2. Phil Hellmuth crowned King of the Hill

Phil Hellmuth‘s ego hardly needs the stroking, but his Poker Night in America King of the Hill win in Upstate New York this past August would have to be considered one of the best performances of the year for US players.

The 14-time World Series of Poker bracelet winner beat arguably the top two next-generation heads-up players in the process.

The inaugural King of the Hill event played out live on the Poker Night in America Twitch channel from Rivers Casino & Resort Schenectady and was entertaining from start to finish. Hellmuth’s vaunted “white magic” was on full display as he read Doug Polk like a book to move on to a finals match-up with Dan “Jungleman” Cates.

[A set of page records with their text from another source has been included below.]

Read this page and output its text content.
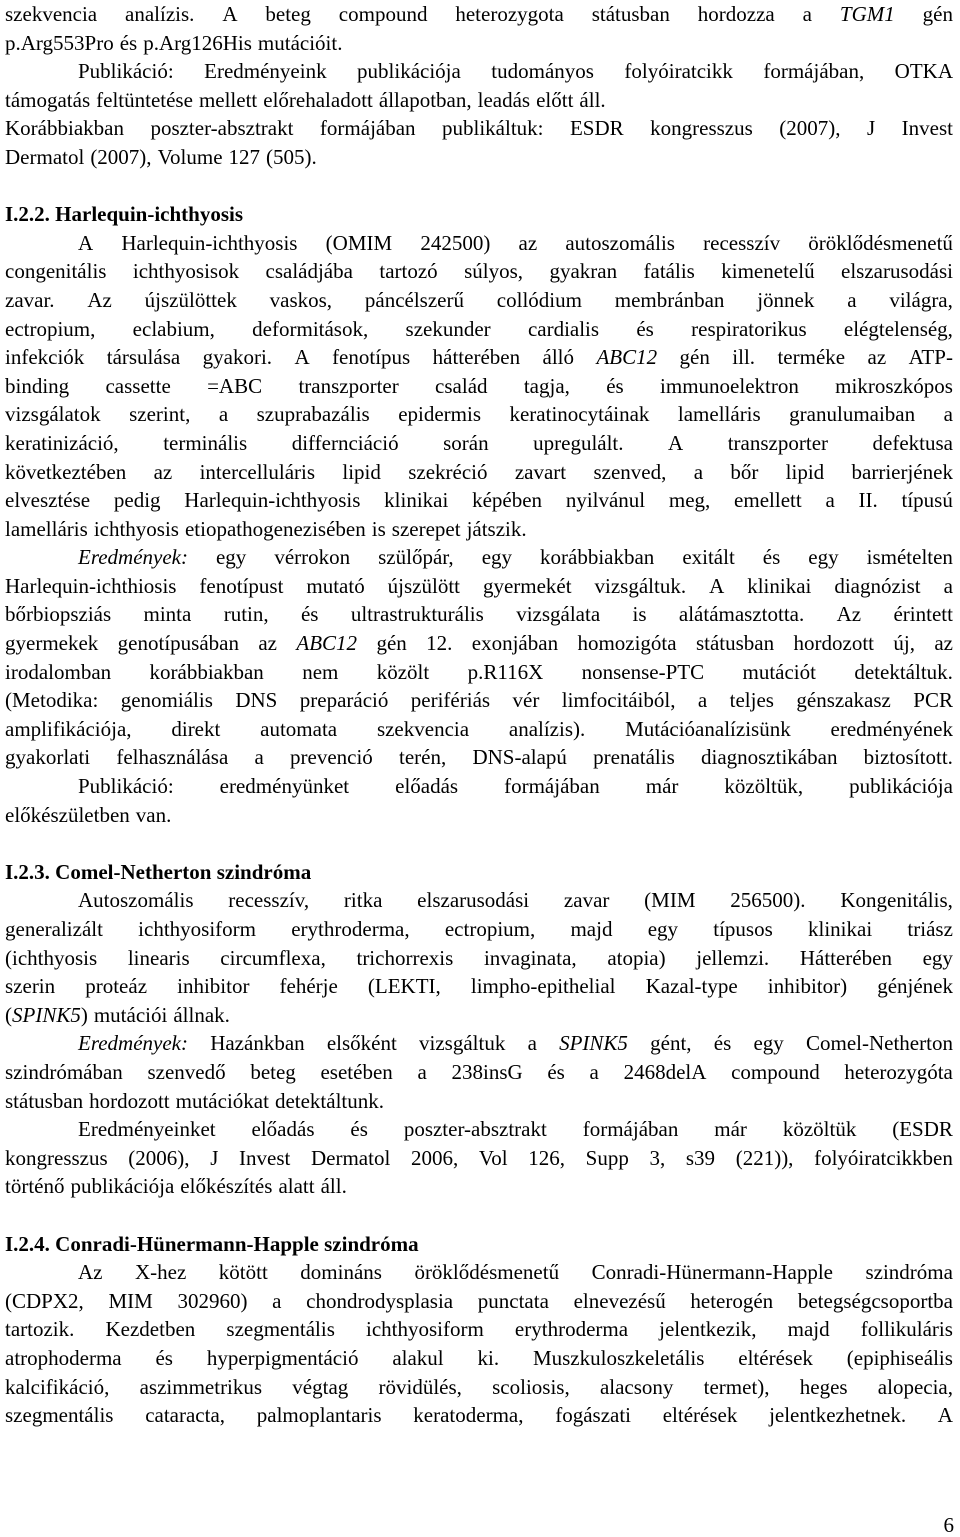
szekvencia analízis. A beteg compound heterozygota státusban hordozza a TGM1 gén
p.Arg553Pro és p.Arg126His mutációit.
Publikáció: Eredményeink publikációja tudományos folyóiratcikk formájában, OTKA
támogatás feltüntetése mellett előrehaladott állapotban, leadás előtt áll.
Korábbiakban poszter-absztrakt formájában publikáltuk: ESDR kongresszus (2007), J Invest
Dermatol (2007), Volume 127 (505).
I.2.2. Harlequin-ichthyosis
A Harlequin-ichthyosis (OMIM 242500) az autoszomális recesszív öröklődésmenetű
congenitális ichthyosisok családjába tartozó súlyos, gyakran fatális kimenetelű elszarusodási
zavar. Az újszülöttek vaskos, páncélszerű collódium membránban jönnek a világra,
ectropium, eclabium, deformitások, szekunder cardialis és respiratorikus elégtelenség,
infekciók társulása gyakori. A fenotípus hátterében álló ABC12 gén ill. terméke az ATP-
binding cassette =ABC transzporter család tagja, és immunoelektron mikroszkópos
vizsgálatok szerint, a szuprabazális epidermis keratinocytáinak lamelláris granulumaiban a
keratinizáció, terminális differnciáció során upregulált. A transzporter defektusa
következtében az intercelluláris lipid szekréció zavart szenved, a bőr lipid barrierjének
elvesztése pedig Harlequin-ichthyosis klinikai képében nyilvánul meg, emellett a II. típusú
lamelláris ichthyosis etiopathogenezisében is szerepet játszik.
Eredmények: egy vérrokon szülőpár, egy korábbiakban exitált és egy ismételten
Harlequin-ichthiosis fenotípust mutató újszülött gyermekét vizsgáltuk. A klinikai diagnózist a
bőrbiopsziás minta rutin, és ultrastrukturális vizsgálata is alátámasztotta. Az érintett
gyermekek genotípusában az ABC12 gén 12. exonjában homozigóta státusban hordozott új, az
irodalomban korábbiakban nem közölt p.R116X nonsense-PTC mutációt detektáltuk.
(Metodika: genomiális DNS preparáció perifériás vér limfocitáiból, a teljes génszakasz PCR
amplifikációja, direkt automata szekvencia analízis). Mutációanalízisünk eredményének
gyakorlati felhasználása a prevenció terén, DNS-alapú prenatális diagnosztikában biztosított.
Publikáció: eredményünket előadás formájában már közöltük, publikációja
előkészületben van.
I.2.3. Comel-Netherton szindróma
Autoszomális recesszív, ritka elszarusodási zavar (MIM 256500). Kongenitális,
generalizált ichthyosiform erythroderma, ectropium, majd egy típusos klinikai triász
(ichthyosis linearis circumflexa, trichorrexis invaginata, atopia) jellemzi. Hátterében egy
szerin proteáz inhibitor fehérje (LEKTI, limpho-epithelial Kazal-type inhibitor) génjének
(SPINK5) mutációi állnak.
Eredmények: Hazánkban elsőként vizsgáltuk a SPINK5 gént, és egy Comel-Netherton
szindrómában szenvedő beteg esetében a 238insG és a 2468delA compound heterozygóta
státusban hordozott mutációkat detektáltunk.
Eredményeinket előadás és poszter-absztrakt formájában már közöltük (ESDR
kongresszus (2006), J Invest Dermatol 2006, Vol 126, Supp 3, s39 (221)), folyóiratcikkben
történő publikációja előkészítés alatt áll.
I.2.4. Conradi-Hünermann-Happle szindróma
Az X-hez kötött domináns öröklődésmenetű Conradi-Hünermann-Happle szindróma
(CDPX2, MIM 302960) a chondrodysplasia punctata elnevezésű heterogén betegségcsoportba
tartozik. Kezdetben szegmentális ichthyosiform erythroderma jelentkezik, majd follikuláris
atrophoderma és hyperpigmentáció alakul ki. Muszkuloszkeletális eltérések (epiphiseális
kalcifikáció, aszimmetrikus végtag rövidülés, scoliosis, alacsony termet), heges alopecia,
szegmentális cataracta, palmoplantaris keratoderma, fogászati eltérések jelentkezhetnek. A
6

While Hellmuth is usually the one blowing up, this time he had Cates pitching fits in the final. In fact, Hellmuth confused the math-based high-stakes pro so much, he even got him to fold trips in a truly memorable hand Cates is likely still having nightmares about. Plus, he managed to make an almost-zero to hero comeback to win it all.

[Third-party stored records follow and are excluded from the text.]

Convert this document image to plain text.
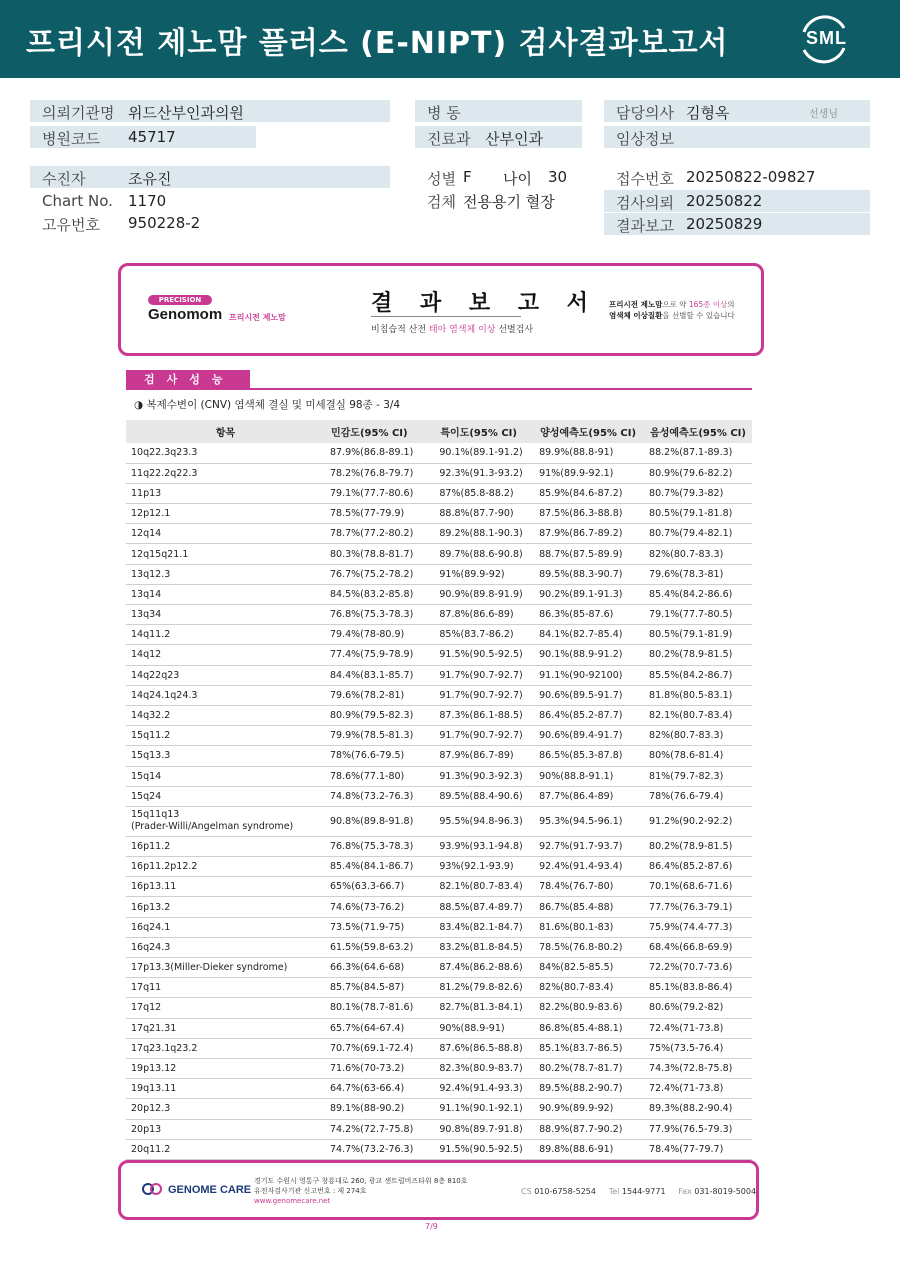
프리시전 제노맘 플러스 (E-NIPT) 검사결과보고서	SML
의뢰기관명 위드산부인과의원
병원코드 45717
병 동
진료과 산부인과
담당의사 김형옥	선생님
임상정보
수진자	조유진
Chart No. 1170
고유번호 950228-2
성별 F 나이 30
검체 전용용기 혈장
접수번호 20250822-09827
검사의뢰 20250822
결과보고 20250829
PRECISION
Genomom 프리시전 제노맘
결 과 보 고 서
비침습적 산전 태아 염색체 이상 선별검사
프리시전 제노맘으로 약 165종 이상의
염색체 이상질환을 선별할 수 있습니다
검사성능
◑ 복제수변이 (CNV) 염색체 결실 및 미세결실 98종 - 3/4
항목	민감도(95% CI)	특이도(95% CI)	양성예측도(95% CI)	음성예측도(95% CI)
10q22.3q23.3	87.9%(86.8-89.1)	90.1%(89.1-91.2)	89.9%(88.8-91)	88.2%(87.1-89.3)
11q22.2q22.3	78.2%(76.8-79.7)	92.3%(91.3-93.2)	91%(89.9-92.1)	80.9%(79.6-82.2)
11p13	79.1%(77.7-80.6)	87%(85.8-88.2)	85.9%(84.6-87.2)	80.7%(79.3-82)
12p12.1	78.5%(77-79.9)	88.8%(87.7-90)	87.5%(86.3-88.8)	80.5%(79.1-81.8)
12q14	78.7%(77.2-80.2)	89.2%(88.1-90.3)	87.9%(86.7-89.2)	80.7%(79.4-82.1)
12q15q21.1	80.3%(78.8-81.7)	89.7%(88.6-90.8)	88.7%(87.5-89.9)	82%(80.7-83.3)
13q12.3	76.7%(75.2-78.2)	91%(89.9-92)	89.5%(88.3-90.7)	79.6%(78.3-81)
13q14	84.5%(83.2-85.8)	90.9%(89.8-91.9)	90.2%(89.1-91.3)	85.4%(84.2-86.6)
13q34	76.8%(75.3-78.3)	87.8%(86.6-89)	86.3%(85-87.6)	79.1%(77.7-80.5)
14q11.2	79.4%(78-80.9)	85%(83.7-86.2)	84.1%(82.7-85.4)	80.5%(79.1-81.9)
14q12	77.4%(75.9-78.9)	91.5%(90.5-92.5)	90.1%(88.9-91.2)	80.2%(78.9-81.5)
14q22q23	84.4%(83.1-85.7)	91.7%(90.7-92.7)	91.1%(90-92100)	85.5%(84.2-86.7)
14q24.1q24.3	79.6%(78.2-81)	91.7%(90.7-92.7)	90.6%(89.5-91.7)	81.8%(80.5-83.1)
14q32.2	80.9%(79.5-82.3)	87.3%(86.1-88.5)	86.4%(85.2-87.7)	82.1%(80.7-83.4)
15q11.2	79.9%(78.5-81.3)	91.7%(90.7-92.7)	90.6%(89.4-91.7)	82%(80.7-83.3)
15q13.3	78%(76.6-79.5)	87.9%(86.7-89)	86.5%(85.3-87.8)	80%(78.6-81.4)
15q14	78.6%(77.1-80)	91.3%(90.3-92.3)	90%(88.8-91.1)	81%(79.7-82.3)
15q24	74.8%(73.2-76.3)	89.5%(88.4-90.6)	87.7%(86.4-89)	78%(76.6-79.4)

15q11q13
(Prader-Willi/Angelman syndrome)	90.8%(89.8-91.8)	95.5%(94.8-96.3)	95.3%(94.5-96.1)	91.2%(90.2-92.2)
16p11.2	76.8%(75.3-78.3)	93.9%(93.1-94.8)	92.7%(91.7-93.7)	80.2%(78.9-81.5)
16p11.2p12.2	85.4%(84.1-86.7)	93%(92.1-93.9)	92.4%(91.4-93.4)	86.4%(85.2-87.6)
16p13.11	65%(63.3-66.7)	82.1%(80.7-83.4)	78.4%(76.7-80)	70.1%(68.6-71.6)
16p13.2	74.6%(73-76.2)	88.5%(87.4-89.7)	86.7%(85.4-88)	77.7%(76.3-79.1)
16q24.1	73.5%(71.9-75)	83.4%(82.1-84.7)	81.6%(80.1-83)	75.9%(74.4-77.3)
16q24.3	61.5%(59.8-63.2)	83.2%(81.8-84.5)	78.5%(76.8-80.2)	68.4%(66.8-69.9)
17p13.3(Miller-Dieker syndrome)	66.3%(64.6-68)	87.4%(86.2-88.6)	84%(82.5-85.5)	72.2%(70.7-73.6)
17q11	85.7%(84.5-87)	81.2%(79.8-82.6)	82%(80.7-83.4)	85.1%(83.8-86.4)
17q12	80.1%(78.7-81.6)	82.7%(81.3-84.1)	82.2%(80.9-83.6)	80.6%(79.2-82)
17q21.31	65.7%(64-67.4)	90%(88.9-91)	86.8%(85.4-88.1)	72.4%(71-73.8)
17q23.1q23.2	70.7%(69.1-72.4)	87.6%(86.5-88.8)	85.1%(83.7-86.5)	75%(73.5-76.4)
19p13.12	71.6%(70-73.2)	82.3%(80.9-83.7)	80.2%(78.7-81.7)	74.3%(72.8-75.8)
19q13.11	64.7%(63-66.4)	92.4%(91.4-93.3)	89.5%(88.2-90.7)	72.4%(71-73.8)
20p12.3	89.1%(88-90.2)	91.1%(90.1-92.1)	90.9%(89.9-92)	89.3%(88.2-90.4)
20p13	74.2%(72.7-75.8)	90.8%(89.7-91.8)	88.9%(87.7-90.2)	77.9%(76.5-79.3)
20q11.2	74.7%(73.2-76.3)	91.5%(90.5-92.5)	89.8%(88.6-91)	78.4%(77-79.7)
GENOME CARE
경기도 수원시 영통구 창룡대로 260, 광교 센트럴비즈타워 8층 810호
유전자검사기관 신고번호 : 제 274호
www.genomecare.net
CS 010-6758-5254 Tel 1544-9771 Fax 031-8019-5004
7/9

Hellmuth may have been blown out of the water defending his title in the King of the Hill follow up, but his performance in Schenectady was one of the best of 2017.

1. Ryan Tosoc wins the WPT Five Diamond

The World Poker Tour’s Five Diamond World Poker Classic is undoubtedly one of the toughest tournaments of the year. Held right before Christmas at the vaunted Bellagio in Las Vegas, Nevada, it features a hefty $10,000 buy-in and always attracts poker’s best.

Just by virtue of beating a record-setting field of 812 entries and collecting the $1,958,065 first-place prize, Chicago, Illinois’ Ryan Tosoc‘s performance at this year’s WPT Five Diamond would have to be considered among the year’s best. However, Tosoc did it one better. Literally.

His story of redemption began at the 2016 WPT Five Diamond. That’s where he finished second to James Romero, getting the better of all but one of what was a record-setting field of 791 entries.

He won $1,124,000 in the process and, like every other runner-up in history vowed to come back next year and win it all. Only Tosoc did it. The Ghost of Christmas Past had to be haunting him the whole way, but Tosoc managed to get there anyway.

As a result, his performance at the 2017 WPT Five Diamond World Poker Classic was the best among US poker players in 2017.